LenteraJateng, SEMARANG – Ada dua faktor sulitnya ajak disabilitas partisipasi dalam Pemilu. Menurut Anggota KPU Jawa Tengah Divisi Data dan Informasi Paulus Widiyantoro, ada beberapa keluarga disabilitas yang tidak mau di data dan keluarga menyembunyikannya. Faktor lainnya, adalah adanya perbedaan persepsi mengenai jenis disabilitas dari penyelenggara pemilu teknis dengan pengawasan.
“Kadang ada perbedaan data antara KPU dengan Bawaslu. Contohnya pada tuna rungu yang masih bisa berbicara dan beraktifitas normal, kemudian tuna netra yang masuk kategori penglihatan lemah. Hal ini yang menimbulkan perbedaan persepsi antar penyelenggara,” kata Paulus saat webinar “Mendorong Terciptanya Pemilu yang Ramah Pemilih Disabilitas Pada Pemilu/Pilkada Serentak 2024”, Jumat (26/11/2021) yang diselenggarakan oleh Bawaslu Kota Semarang.
Ia mengakui belum menemukan formula terkait template dalam Pemilu dan Pilkada, karena dalam pembuatan template juga harus melibatkan kaum disabilitas. Contohnya dalam penerimaan penyelenggara, harus ada keterwakilan dari penyandang disabilitas. Dan pada tahap sosialisasi pemilihan lanjutnya, disabilitas menjadi sasaran khusus.
“Ke depannya akan membuat road map keramahan disabilitas dalam Pemilu/Pilkada 2024,” tambahnya.

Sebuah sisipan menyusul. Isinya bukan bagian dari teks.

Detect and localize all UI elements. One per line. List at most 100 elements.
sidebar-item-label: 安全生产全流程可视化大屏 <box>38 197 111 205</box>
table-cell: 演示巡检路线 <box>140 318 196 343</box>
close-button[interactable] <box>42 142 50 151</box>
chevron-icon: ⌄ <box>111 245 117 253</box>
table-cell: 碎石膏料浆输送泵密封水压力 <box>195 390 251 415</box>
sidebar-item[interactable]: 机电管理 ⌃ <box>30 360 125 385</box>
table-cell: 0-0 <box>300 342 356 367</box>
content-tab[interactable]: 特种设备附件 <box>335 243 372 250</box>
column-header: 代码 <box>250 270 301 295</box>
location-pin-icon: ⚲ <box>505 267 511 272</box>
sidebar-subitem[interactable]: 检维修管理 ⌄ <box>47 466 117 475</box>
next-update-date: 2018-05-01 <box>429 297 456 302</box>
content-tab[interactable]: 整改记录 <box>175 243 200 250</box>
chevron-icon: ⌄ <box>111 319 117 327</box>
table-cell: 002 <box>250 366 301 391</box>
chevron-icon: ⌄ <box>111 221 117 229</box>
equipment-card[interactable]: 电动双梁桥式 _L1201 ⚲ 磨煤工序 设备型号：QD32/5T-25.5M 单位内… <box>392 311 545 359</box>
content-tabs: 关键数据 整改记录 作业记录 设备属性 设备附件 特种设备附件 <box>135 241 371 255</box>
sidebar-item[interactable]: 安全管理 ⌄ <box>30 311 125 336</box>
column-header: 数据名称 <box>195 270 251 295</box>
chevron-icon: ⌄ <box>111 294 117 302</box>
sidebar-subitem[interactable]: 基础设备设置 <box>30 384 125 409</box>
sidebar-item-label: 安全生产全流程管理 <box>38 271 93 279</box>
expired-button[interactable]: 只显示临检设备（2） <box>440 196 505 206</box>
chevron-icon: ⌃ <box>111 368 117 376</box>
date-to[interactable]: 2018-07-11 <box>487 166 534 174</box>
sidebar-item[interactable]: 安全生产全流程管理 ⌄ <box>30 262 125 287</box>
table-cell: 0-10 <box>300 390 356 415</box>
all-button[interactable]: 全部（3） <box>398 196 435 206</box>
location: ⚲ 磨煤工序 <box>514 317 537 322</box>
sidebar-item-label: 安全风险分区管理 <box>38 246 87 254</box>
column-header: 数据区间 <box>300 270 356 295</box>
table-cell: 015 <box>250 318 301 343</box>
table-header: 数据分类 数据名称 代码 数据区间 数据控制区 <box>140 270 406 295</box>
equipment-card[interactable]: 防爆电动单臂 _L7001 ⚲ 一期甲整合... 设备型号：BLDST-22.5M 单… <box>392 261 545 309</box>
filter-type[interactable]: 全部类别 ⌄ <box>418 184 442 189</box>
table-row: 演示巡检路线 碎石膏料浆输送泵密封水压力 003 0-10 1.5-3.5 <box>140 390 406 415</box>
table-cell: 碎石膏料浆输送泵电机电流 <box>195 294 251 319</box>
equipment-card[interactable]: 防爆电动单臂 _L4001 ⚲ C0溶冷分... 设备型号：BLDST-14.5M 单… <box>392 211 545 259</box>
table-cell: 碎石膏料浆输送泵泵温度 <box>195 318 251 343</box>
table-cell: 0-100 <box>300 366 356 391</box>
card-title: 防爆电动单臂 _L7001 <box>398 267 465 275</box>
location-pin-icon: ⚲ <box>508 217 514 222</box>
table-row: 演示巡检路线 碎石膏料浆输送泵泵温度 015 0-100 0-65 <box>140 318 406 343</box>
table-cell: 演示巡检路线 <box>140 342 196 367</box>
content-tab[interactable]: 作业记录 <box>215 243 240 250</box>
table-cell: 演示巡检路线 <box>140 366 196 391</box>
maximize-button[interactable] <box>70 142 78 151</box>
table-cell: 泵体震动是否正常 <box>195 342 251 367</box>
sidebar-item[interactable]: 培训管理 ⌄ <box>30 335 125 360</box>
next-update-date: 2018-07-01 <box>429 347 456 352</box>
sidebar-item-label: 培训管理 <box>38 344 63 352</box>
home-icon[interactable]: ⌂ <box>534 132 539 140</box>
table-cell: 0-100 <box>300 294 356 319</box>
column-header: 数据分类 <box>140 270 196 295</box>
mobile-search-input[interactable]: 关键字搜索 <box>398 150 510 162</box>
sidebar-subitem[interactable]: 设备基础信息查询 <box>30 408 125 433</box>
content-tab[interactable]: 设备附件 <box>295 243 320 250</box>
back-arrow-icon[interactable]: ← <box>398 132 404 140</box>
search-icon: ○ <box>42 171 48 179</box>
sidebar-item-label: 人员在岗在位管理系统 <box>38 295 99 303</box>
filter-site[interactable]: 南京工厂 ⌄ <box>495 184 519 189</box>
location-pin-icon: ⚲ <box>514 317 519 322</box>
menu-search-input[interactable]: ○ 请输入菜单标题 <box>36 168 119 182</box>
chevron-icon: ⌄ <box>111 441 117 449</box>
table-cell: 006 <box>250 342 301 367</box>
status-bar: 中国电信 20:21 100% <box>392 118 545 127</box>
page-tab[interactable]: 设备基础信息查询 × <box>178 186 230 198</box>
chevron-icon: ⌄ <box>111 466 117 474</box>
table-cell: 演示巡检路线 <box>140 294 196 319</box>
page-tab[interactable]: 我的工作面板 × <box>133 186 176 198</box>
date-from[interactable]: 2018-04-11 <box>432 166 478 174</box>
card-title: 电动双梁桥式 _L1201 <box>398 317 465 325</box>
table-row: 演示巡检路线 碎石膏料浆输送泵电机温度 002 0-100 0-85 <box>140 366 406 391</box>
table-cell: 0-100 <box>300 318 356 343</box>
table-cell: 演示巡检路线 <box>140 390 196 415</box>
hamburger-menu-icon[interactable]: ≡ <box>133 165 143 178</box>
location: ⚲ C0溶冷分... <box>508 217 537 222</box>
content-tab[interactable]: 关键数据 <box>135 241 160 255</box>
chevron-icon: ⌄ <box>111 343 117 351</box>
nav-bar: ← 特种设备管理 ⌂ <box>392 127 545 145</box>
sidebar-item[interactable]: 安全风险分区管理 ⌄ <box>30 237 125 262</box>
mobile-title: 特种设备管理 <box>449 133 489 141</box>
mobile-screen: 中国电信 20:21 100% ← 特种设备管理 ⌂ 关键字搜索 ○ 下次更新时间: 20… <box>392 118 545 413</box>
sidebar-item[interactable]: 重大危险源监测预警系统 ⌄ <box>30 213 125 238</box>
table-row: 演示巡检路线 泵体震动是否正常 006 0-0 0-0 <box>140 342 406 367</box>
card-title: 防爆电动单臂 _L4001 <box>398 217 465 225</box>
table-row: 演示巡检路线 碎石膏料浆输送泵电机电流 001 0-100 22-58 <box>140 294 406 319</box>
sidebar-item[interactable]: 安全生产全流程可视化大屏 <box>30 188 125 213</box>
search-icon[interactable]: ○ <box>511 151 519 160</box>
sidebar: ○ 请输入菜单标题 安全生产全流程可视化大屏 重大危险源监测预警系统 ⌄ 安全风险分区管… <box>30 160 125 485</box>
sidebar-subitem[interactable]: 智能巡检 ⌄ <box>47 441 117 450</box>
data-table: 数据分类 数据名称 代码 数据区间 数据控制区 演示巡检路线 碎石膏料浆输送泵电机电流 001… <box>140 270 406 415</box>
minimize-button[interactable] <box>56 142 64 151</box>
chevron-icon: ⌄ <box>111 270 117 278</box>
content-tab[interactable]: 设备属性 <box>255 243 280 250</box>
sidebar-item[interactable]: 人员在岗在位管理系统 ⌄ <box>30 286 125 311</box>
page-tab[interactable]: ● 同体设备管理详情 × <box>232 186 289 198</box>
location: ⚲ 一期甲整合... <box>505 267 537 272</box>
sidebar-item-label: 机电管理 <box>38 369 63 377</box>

Koordinator Divisi Pengawasan dan Hubungan Antar Lembaga Bawaslu Provinsi Jawa Tengah Anik Sholihatun mengatakan, penyandang disabilitas telah diatur dalam pasal 5 Undang-undang Nomor 7 Tahun 2017 tentang Pemilu. Perkembangan untuk memberikan sarana dan prasarana kepada kelompok ini sudah ada tapi masih perlu ditingkatkan lagi agar terus membaik.
“Dari jumlah pemilih disabilitas yang menggunakan hak pilihnya hanya sebanyak 20.054 atau 35,7 persen dari total pengguna hak pilih. Harapannya, pada pemilu 2024 lebih meningkat lagi,” tuturnya.
Ada Praktek Pemilu Baik untuk Disabilitas
Ketua Sejiwa Foundation Yuktiasih Proborini menambahkan, praktek Pemilu yang baik untuk disabilitas telah dilakukan yaitu berkaitan dengan data, aksesibilitas, relawan demokrasi, dan jemput bola pemilih. Berkaitan dengan aksesibilitas, Kota Semarang sudah melakukannya dengan sangat baik, contohnya adalah cara pengecekan suhu badan yang dapat disesuaikan dengan tinggi badan disabilitas saat pemilihan kepala daerah (Pilkada) serentak 2020 lalu.
“Berkaitan dengan disabilitas mental yang sedikit rumit, karena harus menyediakan surat dokter untuk ikut serta sebagai pemilih,” tambahnya.
Yuktiasih berharap Bawaslu dan KPU dapat melibatkan peran serta partai politik dalam hal advokasi para penyandang disabilitas.
Webinar ini diikuti oleh 75 peserta dari Bawaslu pusat, Jawa Tengah dan Kota Semarang, KPU Jawa Tengah penyandang disabilitas, serta masyarakat umum. Bawaslu Kota Semarang menyelenggarakan webinar Kegiatan ini membahas mengenai praktek inklusi bagi penyandang disabilitas yang telah banyak diupayakan.